Она протянула пустую чашку за следующей порцией чая, а когда ее молчаливая просьба была удовлетворена, указала и на графинчик, содержащий бренди.

– Так что второй мальчик был бы весьма желанным. Я сама воспитала бы его и подготовила к наследованию титула.

Джини пришла в отчаяние. Она ни за что не отдаст в руки бывшей свекрови свое дитя.

– Он… если это и в самом деле мальчик… вовсе не ваш внук, – не дав себе ни секунды подумать, выпалила она.

Лорд Ардет бросил взгляд на свои карманные часы, словно ему надо было в ближайшее время поспеть куда-то еще.

– Я намерен предъявить отцовские права на этого мальчика.

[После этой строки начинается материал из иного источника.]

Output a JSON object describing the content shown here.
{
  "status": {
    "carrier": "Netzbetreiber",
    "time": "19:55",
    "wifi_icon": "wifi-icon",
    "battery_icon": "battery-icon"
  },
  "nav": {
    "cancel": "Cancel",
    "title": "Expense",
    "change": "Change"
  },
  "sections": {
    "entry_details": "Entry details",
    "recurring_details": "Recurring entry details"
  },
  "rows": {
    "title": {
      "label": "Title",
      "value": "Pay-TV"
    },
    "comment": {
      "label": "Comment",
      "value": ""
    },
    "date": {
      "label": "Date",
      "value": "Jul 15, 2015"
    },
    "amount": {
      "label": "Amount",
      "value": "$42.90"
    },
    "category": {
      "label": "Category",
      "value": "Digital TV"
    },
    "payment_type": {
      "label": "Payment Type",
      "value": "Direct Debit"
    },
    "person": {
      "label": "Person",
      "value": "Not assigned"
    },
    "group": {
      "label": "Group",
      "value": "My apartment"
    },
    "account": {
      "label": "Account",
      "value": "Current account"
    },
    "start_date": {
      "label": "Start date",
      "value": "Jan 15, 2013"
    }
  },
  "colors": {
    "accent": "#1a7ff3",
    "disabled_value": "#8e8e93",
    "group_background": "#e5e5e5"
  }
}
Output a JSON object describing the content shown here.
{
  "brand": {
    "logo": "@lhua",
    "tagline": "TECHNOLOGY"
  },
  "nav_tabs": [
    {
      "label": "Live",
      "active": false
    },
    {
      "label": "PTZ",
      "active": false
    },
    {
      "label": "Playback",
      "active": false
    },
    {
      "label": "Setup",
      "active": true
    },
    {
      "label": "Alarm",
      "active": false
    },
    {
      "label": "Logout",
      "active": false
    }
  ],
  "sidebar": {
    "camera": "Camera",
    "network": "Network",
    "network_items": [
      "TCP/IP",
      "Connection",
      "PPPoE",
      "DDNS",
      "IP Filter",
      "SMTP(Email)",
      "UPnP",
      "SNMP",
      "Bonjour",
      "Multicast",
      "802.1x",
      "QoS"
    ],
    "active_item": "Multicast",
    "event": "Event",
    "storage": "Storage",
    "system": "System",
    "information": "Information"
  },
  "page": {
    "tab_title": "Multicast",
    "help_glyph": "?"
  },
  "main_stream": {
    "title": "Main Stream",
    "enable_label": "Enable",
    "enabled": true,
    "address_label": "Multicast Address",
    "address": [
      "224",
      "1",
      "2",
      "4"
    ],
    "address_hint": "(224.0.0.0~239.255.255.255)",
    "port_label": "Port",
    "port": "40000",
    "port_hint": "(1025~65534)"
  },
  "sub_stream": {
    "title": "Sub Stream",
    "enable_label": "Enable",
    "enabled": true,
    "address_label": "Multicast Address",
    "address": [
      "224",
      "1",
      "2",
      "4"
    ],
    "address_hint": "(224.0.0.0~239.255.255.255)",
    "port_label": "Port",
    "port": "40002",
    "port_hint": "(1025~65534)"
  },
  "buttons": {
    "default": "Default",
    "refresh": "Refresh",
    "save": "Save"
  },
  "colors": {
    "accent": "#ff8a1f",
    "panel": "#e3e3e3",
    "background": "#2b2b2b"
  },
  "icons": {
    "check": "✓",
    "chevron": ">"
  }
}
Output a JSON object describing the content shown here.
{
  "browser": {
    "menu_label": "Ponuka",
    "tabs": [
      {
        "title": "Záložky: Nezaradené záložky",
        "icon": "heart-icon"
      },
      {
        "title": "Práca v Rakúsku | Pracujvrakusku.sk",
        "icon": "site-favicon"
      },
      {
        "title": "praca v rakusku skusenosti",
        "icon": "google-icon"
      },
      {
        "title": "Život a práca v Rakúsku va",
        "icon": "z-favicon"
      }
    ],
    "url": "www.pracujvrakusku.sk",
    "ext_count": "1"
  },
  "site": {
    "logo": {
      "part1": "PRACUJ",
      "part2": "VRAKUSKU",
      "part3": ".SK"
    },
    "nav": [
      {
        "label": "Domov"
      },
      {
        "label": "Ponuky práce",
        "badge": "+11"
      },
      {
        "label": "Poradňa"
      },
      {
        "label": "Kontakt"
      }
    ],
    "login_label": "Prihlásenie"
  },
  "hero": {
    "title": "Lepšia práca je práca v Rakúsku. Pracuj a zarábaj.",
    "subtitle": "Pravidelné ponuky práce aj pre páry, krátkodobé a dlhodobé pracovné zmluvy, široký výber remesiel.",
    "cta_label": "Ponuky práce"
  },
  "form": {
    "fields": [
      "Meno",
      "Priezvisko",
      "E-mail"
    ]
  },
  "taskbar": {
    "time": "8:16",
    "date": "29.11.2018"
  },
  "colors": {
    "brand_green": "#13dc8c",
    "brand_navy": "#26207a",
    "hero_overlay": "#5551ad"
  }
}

Леди Кормак ахнула. Джини тоже. Вдова заговорила первой:

– Ха, этот ребенок не может быть вашим! Говорят, что вы появились уже после сражения, всего за несколько дней до вашей свадьбы.

Прежде чем Джини успела исправить свою оплошность и заявить, что она вовсе не хотела сказать, будто Элгин не отец ребенка, и что она просто отказывается отдавать леди Кормак свое дитя, Ардет произнес:

– По правде говоря, я постоянно находился поблизости.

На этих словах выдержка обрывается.